Songbirds are often found flitting around the brush and I encountered a prairie warbler near the ruins of an old house on the hill.  It’s the first time I’ve seen this distinctive bird that appears to be wearing spectacles.  

A female yellow-rumped warbler was also perched nearby, with the slightest hint of yellow on her cap as well.

These ruins were not accessible due to thick brush in years past, but hurricane Irma has now cleared the way for a closer exploration.  This old house overlooked the salt pond on Raccoon Cay.  The construction and walls of these structures are made of the limestone “iron rock” and conch shells and must have taken quite an effort to build.

Thousands of butterflies are still enjoying the new blooms of bay cedar and beach succulents.  The Miami blue’s and Bartram’s scrub hairstreaks are still the predominate local species, with an occasional fritillary or Great southern white.


I read that the hairstreaks on the hind wings are wiggled to fool prey into thinking that this is their head so that they will simply rip off the tail wing if attacked.  

I’m assuming that this strategy worked for this butterfly.  

In fact, now that I look closely, it seems as though the eye-spots on the Miami blue might serve the same purpose.

The calm days bring good fishing and eating.  Our diet has consisted of a LOT of sushi lately, in addition to grilled fish, fish tacos and fish chowder.  The cero mackerel and mutton snapper were perfect for sushi.

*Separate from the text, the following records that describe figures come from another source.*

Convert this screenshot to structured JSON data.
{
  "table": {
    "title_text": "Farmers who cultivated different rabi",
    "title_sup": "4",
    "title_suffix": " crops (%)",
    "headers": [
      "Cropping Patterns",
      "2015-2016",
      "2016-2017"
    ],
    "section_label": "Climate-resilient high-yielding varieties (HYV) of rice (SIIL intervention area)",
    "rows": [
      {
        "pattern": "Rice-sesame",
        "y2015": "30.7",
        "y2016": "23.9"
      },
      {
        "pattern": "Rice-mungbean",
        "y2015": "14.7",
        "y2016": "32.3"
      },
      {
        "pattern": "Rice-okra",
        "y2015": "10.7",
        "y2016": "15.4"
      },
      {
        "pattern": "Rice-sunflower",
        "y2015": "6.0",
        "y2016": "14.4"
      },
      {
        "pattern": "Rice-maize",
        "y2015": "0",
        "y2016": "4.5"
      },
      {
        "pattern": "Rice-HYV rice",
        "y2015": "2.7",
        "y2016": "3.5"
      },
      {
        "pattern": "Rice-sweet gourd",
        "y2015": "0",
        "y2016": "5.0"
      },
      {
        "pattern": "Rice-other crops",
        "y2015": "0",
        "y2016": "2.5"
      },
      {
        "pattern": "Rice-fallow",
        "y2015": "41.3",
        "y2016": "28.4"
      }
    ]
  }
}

The underwater scenery has been just as interesting.  I found a unique green/brown coloration of a rosy blenny, complete with a yellow anal fin.  

Mark chased a pair of spadefish towards me for a photo op.  When I floated still underwater they would circle around and come back to take a closer look.

A few other usual suspects and colorful fish were photogenic.  

We are taking in all we can of these amazing Bahama blue waters that will be so hard for us to leave when the time comes.